Gamification in Bibliotheken – ein paar Grundgedanken

Liebe Leser,

ich probiere im Moment neue Formate für meine Themen aus. In den letzten Wochen habe ich vermehrt Live-Videos auf Facebook gestestet. Heute probiere ich das Einbetten der Videos in meinen Blog aus. Gebt mir gerne Feedback – zu den Inhalten des Videos und zum Ansatz, das Video statt Text auf dem Blog zu teilen.

Beste Grüße

 

Christoph Deeg

One Reply to “Gamification in Bibliotheken – ein paar Grundgedanken”

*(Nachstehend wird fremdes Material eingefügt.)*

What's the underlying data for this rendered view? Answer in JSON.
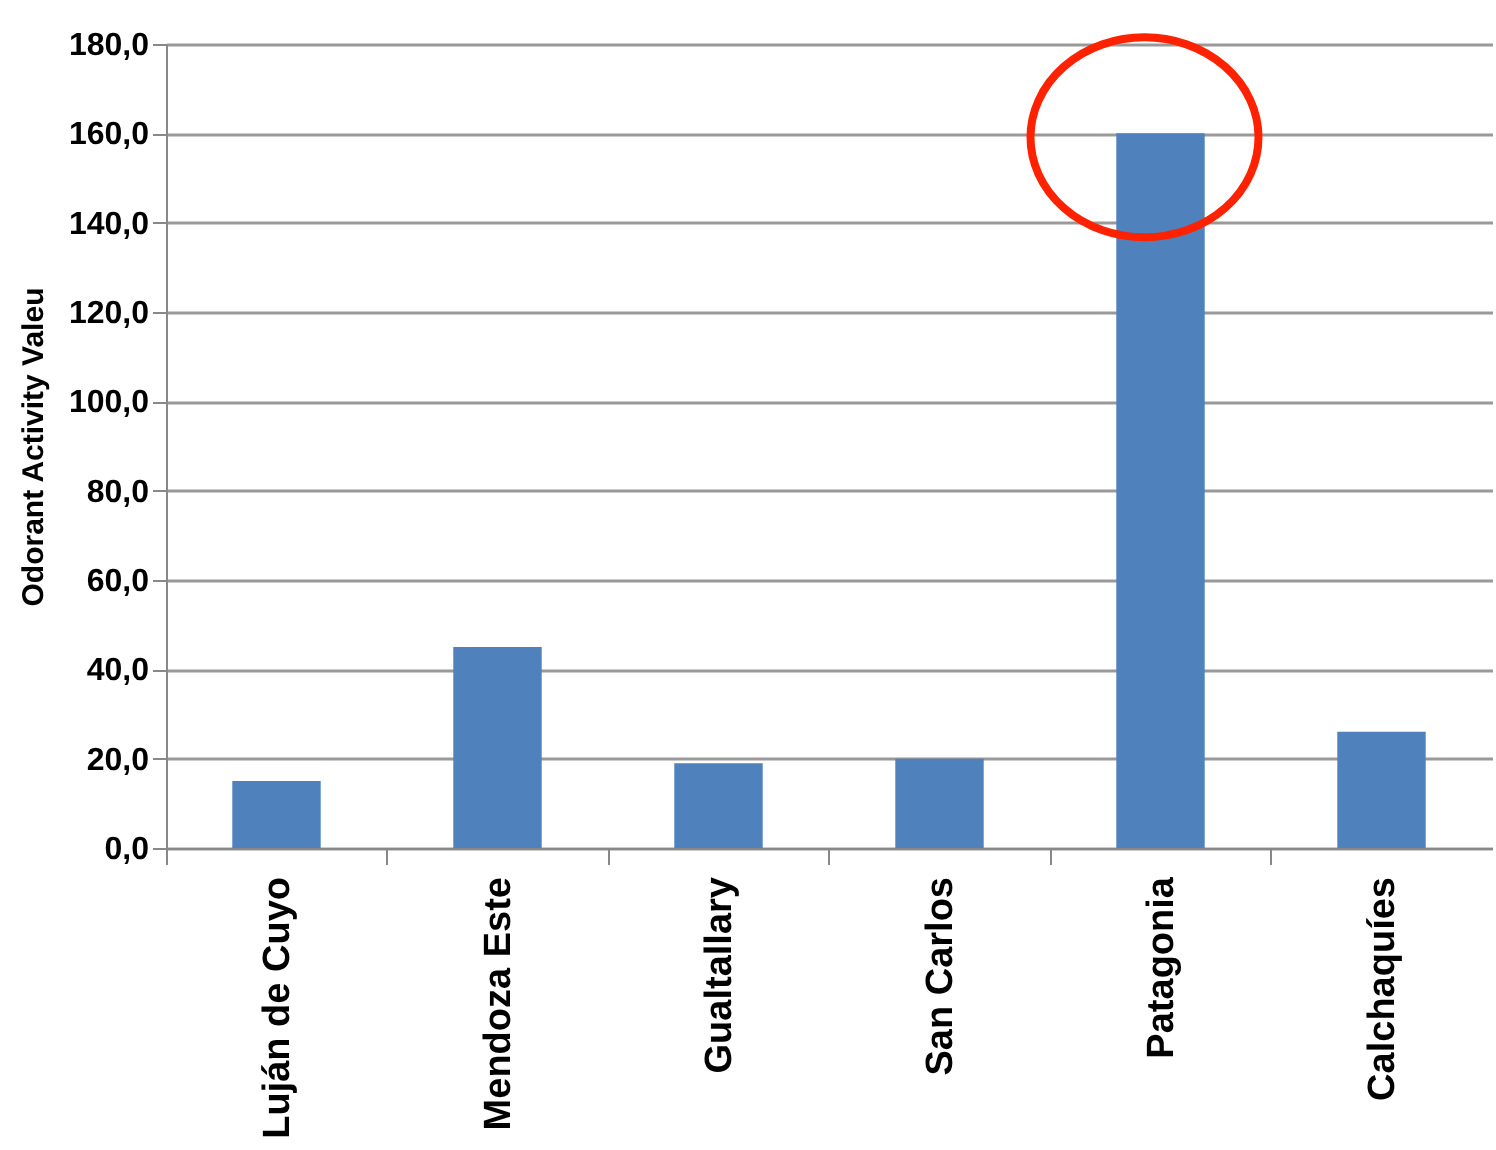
{
  "chart_data": {
    "type": "bar",
    "ylabel": "Odorant Activity Valeu",
    "categories": [
      "Luján de Cuyo",
      "Mendoza Este",
      "Gualtallary",
      "San Carlos",
      "Patagonia",
      "Calchaquíes"
    ],
    "values": [
      15,
      45,
      19,
      20,
      160,
      26
    ],
    "color": "#4f81bd",
    "ylim": [
      0,
      180
    ],
    "yticks": [
      {
        "value": 0,
        "label": "0,0"
      },
      {
        "value": 20,
        "label": "20,0"
      },
      {
        "value": 40,
        "label": "40,0"
      },
      {
        "value": 60,
        "label": "60,0"
      },
      {
        "value": 80,
        "label": "80,0"
      },
      {
        "value": 100,
        "label": "100,0"
      },
      {
        "value": 120,
        "label": "120,0"
      },
      {
        "value": 140,
        "label": "140,0"
      },
      {
        "value": 160,
        "label": "160,0"
      },
      {
        "value": 180,
        "label": "180,0"
      }
    ],
    "grid": "y"
  }
}
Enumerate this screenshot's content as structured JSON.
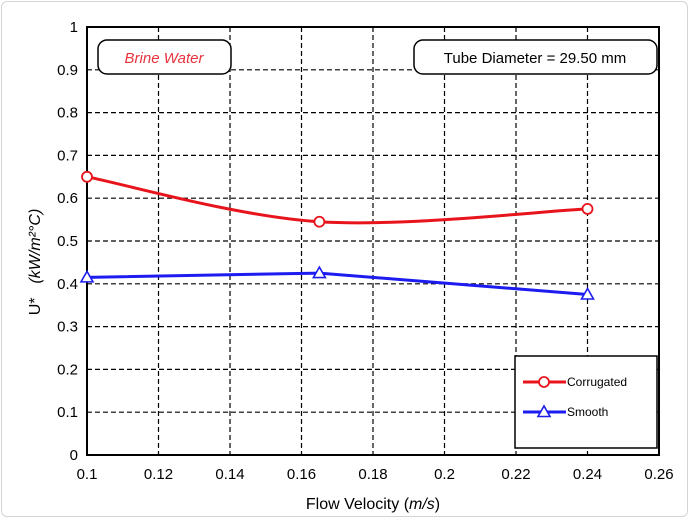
{
  "chart_data": {
    "type": "line",
    "xlabel_prefix": "Flow Velocity (",
    "xlabel_unit": "m/s",
    "xlabel_suffix": ")",
    "ylabel_prefix": "U*",
    "ylabel_unit": "(kW/m²°C)",
    "xlim": [
      0.1,
      0.26
    ],
    "ylim": [
      0,
      1
    ],
    "xticks": [
      "0.1",
      "0.12",
      "0.14",
      "0.16",
      "0.18",
      "0.2",
      "0.22",
      "0.24",
      "0.26"
    ],
    "yticks": [
      "0",
      "0.1",
      "0.2",
      "0.3",
      "0.4",
      "0.5",
      "0.6",
      "0.7",
      "0.8",
      "0.9",
      "1"
    ],
    "grid": true,
    "legend_position": "bottom-right",
    "series": [
      {
        "name": "Corrugated",
        "color": "#e8141c",
        "marker": "circle",
        "x": [
          0.1,
          0.165,
          0.24
        ],
        "y": [
          0.65,
          0.545,
          0.575
        ]
      },
      {
        "name": "Smooth",
        "color": "#1c1cf0",
        "marker": "triangle",
        "x": [
          0.1,
          0.165,
          0.24
        ],
        "y": [
          0.415,
          0.425,
          0.375
        ]
      }
    ],
    "annotations": {
      "fluid": "Brine Water",
      "fluid_color": "#e8323c",
      "diameter": "Tube Diameter = 29.50 mm"
    }
  }
}
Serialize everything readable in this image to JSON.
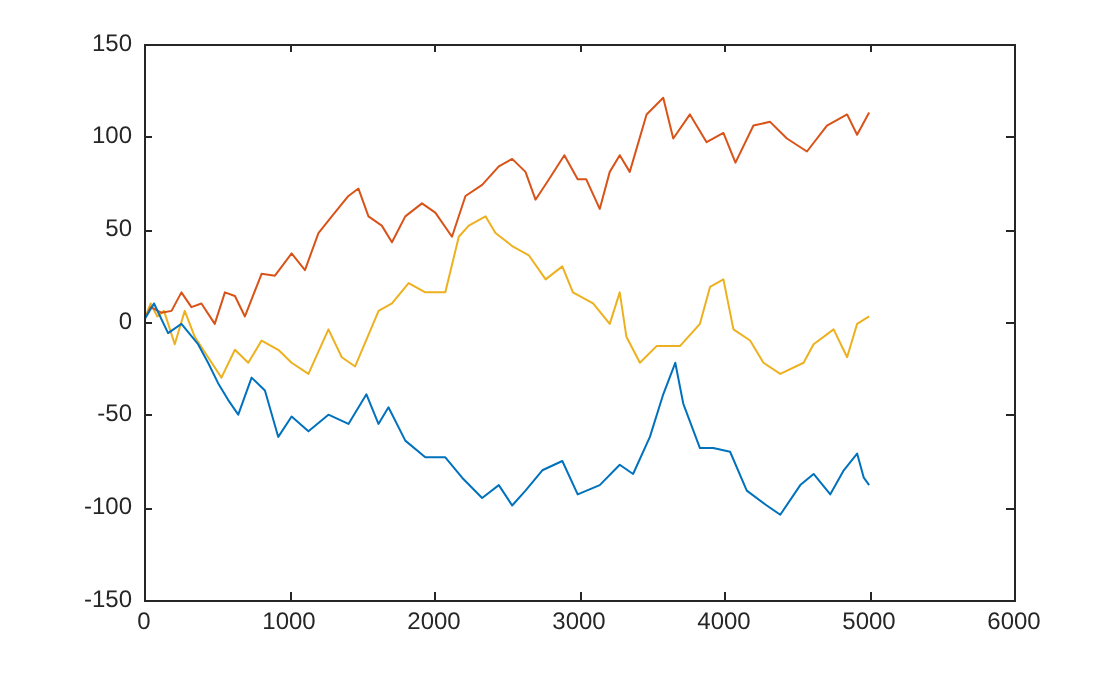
{
  "chart_data": {
    "type": "line",
    "xlim": [
      0,
      6000
    ],
    "xticks": [
      0,
      1000,
      2000,
      3000,
      4000,
      5000,
      6000
    ],
    "ylim": [
      -150,
      150
    ],
    "yticks": [
      -150,
      -100,
      -50,
      0,
      50,
      100,
      150
    ],
    "grid": false,
    "legend": false,
    "marker": "none",
    "line_style": "solid",
    "series": [
      {
        "color": "#0072bd",
        "x": [
          0,
          69,
          166,
          258,
          373,
          442,
          511,
          580,
          650,
          742,
          834,
          926,
          1018,
          1134,
          1272,
          1410,
          1534,
          1617,
          1686,
          1802,
          1940,
          2078,
          2194,
          2332,
          2447,
          2539,
          2631,
          2747,
          2885,
          2991,
          3143,
          3281,
          3373,
          3489,
          3581,
          3664,
          3719,
          3834,
          3926,
          4042,
          4157,
          4295,
          4388,
          4526,
          4618,
          4733,
          4826,
          4918,
          4964,
          5001
        ],
        "values": [
          1,
          10,
          -6,
          -1,
          -12,
          -22,
          -33,
          -42,
          -50,
          -30,
          -37,
          -62,
          -51,
          -59,
          -50,
          -55,
          -39,
          -55,
          -46,
          -64,
          -73,
          -73,
          -84,
          -95,
          -88,
          -99,
          -91,
          -80,
          -75,
          -93,
          -88,
          -77,
          -82,
          -62,
          -39,
          -22,
          -44,
          -68,
          -68,
          -70,
          -91,
          -99,
          -104,
          -88,
          -82,
          -93,
          -80,
          -71,
          -84,
          -88
        ]
      },
      {
        "color": "#d95319",
        "x": [
          0,
          46,
          120,
          190,
          258,
          327,
          396,
          488,
          558,
          627,
          696,
          811,
          903,
          1018,
          1110,
          1203,
          1295,
          1410,
          1479,
          1548,
          1640,
          1710,
          1802,
          1917,
          2009,
          2124,
          2217,
          2332,
          2447,
          2539,
          2631,
          2700,
          2793,
          2899,
          2991,
          3050,
          3143,
          3212,
          3281,
          3350,
          3466,
          3581,
          3650,
          3765,
          3880,
          3996,
          4079,
          4203,
          4318,
          4434,
          4572,
          4710,
          4849,
          4918,
          5001
        ],
        "values": [
          1,
          8,
          5,
          6,
          16,
          8,
          10,
          -1,
          16,
          14,
          3,
          26,
          25,
          37,
          28,
          48,
          57,
          68,
          72,
          57,
          52,
          43,
          57,
          64,
          59,
          46,
          68,
          74,
          84,
          88,
          81,
          66,
          77,
          90,
          77,
          77,
          61,
          81,
          90,
          81,
          112,
          121,
          99,
          112,
          97,
          102,
          86,
          106,
          108,
          99,
          92,
          106,
          112,
          101,
          113
        ]
      },
      {
        "color": "#edb120",
        "x": [
          0,
          46,
          92,
          138,
          212,
          281,
          350,
          442,
          534,
          627,
          719,
          811,
          926,
          1018,
          1134,
          1272,
          1364,
          1456,
          1618,
          1710,
          1825,
          1940,
          2078,
          2171,
          2240,
          2355,
          2424,
          2539,
          2654,
          2770,
          2885,
          2958,
          3097,
          3212,
          3281,
          3327,
          3420,
          3535,
          3696,
          3834,
          3904,
          3996,
          4065,
          4180,
          4272,
          4388,
          4549,
          4618,
          4756,
          4849,
          4918,
          5001
        ],
        "values": [
          1,
          10,
          3,
          6,
          -12,
          6,
          -8,
          -19,
          -30,
          -15,
          -22,
          -10,
          -15,
          -22,
          -28,
          -4,
          -19,
          -24,
          6,
          10,
          21,
          16,
          16,
          46,
          52,
          57,
          48,
          41,
          36,
          23,
          30,
          16,
          10,
          -1,
          16,
          -8,
          -22,
          -13,
          -13,
          -1,
          19,
          23,
          -4,
          -10,
          -22,
          -28,
          -22,
          -12,
          -4,
          -19,
          -1,
          3
        ]
      }
    ]
  }
}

  1. Personelich ich sehe ich die Aufgaben einer Spezialbibliothek (Goethe Bibliotheken Vermittlung eines Deutschlandbildes) oder oeffentlichen Bibliotheken, den Menschen Zugang zu Information zu geben. Angefangen von Buch über DVDs bis hin zu Video- und Brettspielen. Von den Bibliothekaren verlange ich, dass diese mit den Medien umgehen können. Ein Buch muss man Vorlesen können und ein Videospiel muss man Spielen müssen.
    Gamification ist jetzt für mich eine Hilfe mit den Benutzern in Kontakt zu treten. Junge Menschen kommen nun nicht mher zu einer Leseung, wohl aber zu einem FIFA-Spiel auf der Playstation 4.
    Auch das Schaffen von sogenannten Makerspaces / Werkstaetten versteh ich darin Zugang zu digitalen Medien zu geben 3D_Drucker, Facebook-Schulung oder VR-Brille. Also es kommen neue Medien in die Bibliotheken doch man muss jetzt nicht jeden Tag Spiele entwickeln, Schreibe ja auch nicht jeden Tag ein Buch! Ich würde nicht die Social Media Plätze wechseln, den Facebook ist nun da und gibt auch eine gewisse Sicherheit den Kunden und LeserInnen!
    Gruesse aus Santiago.
    Alexander H.T. Schultheis M.A. ; Dipl.-Bibl.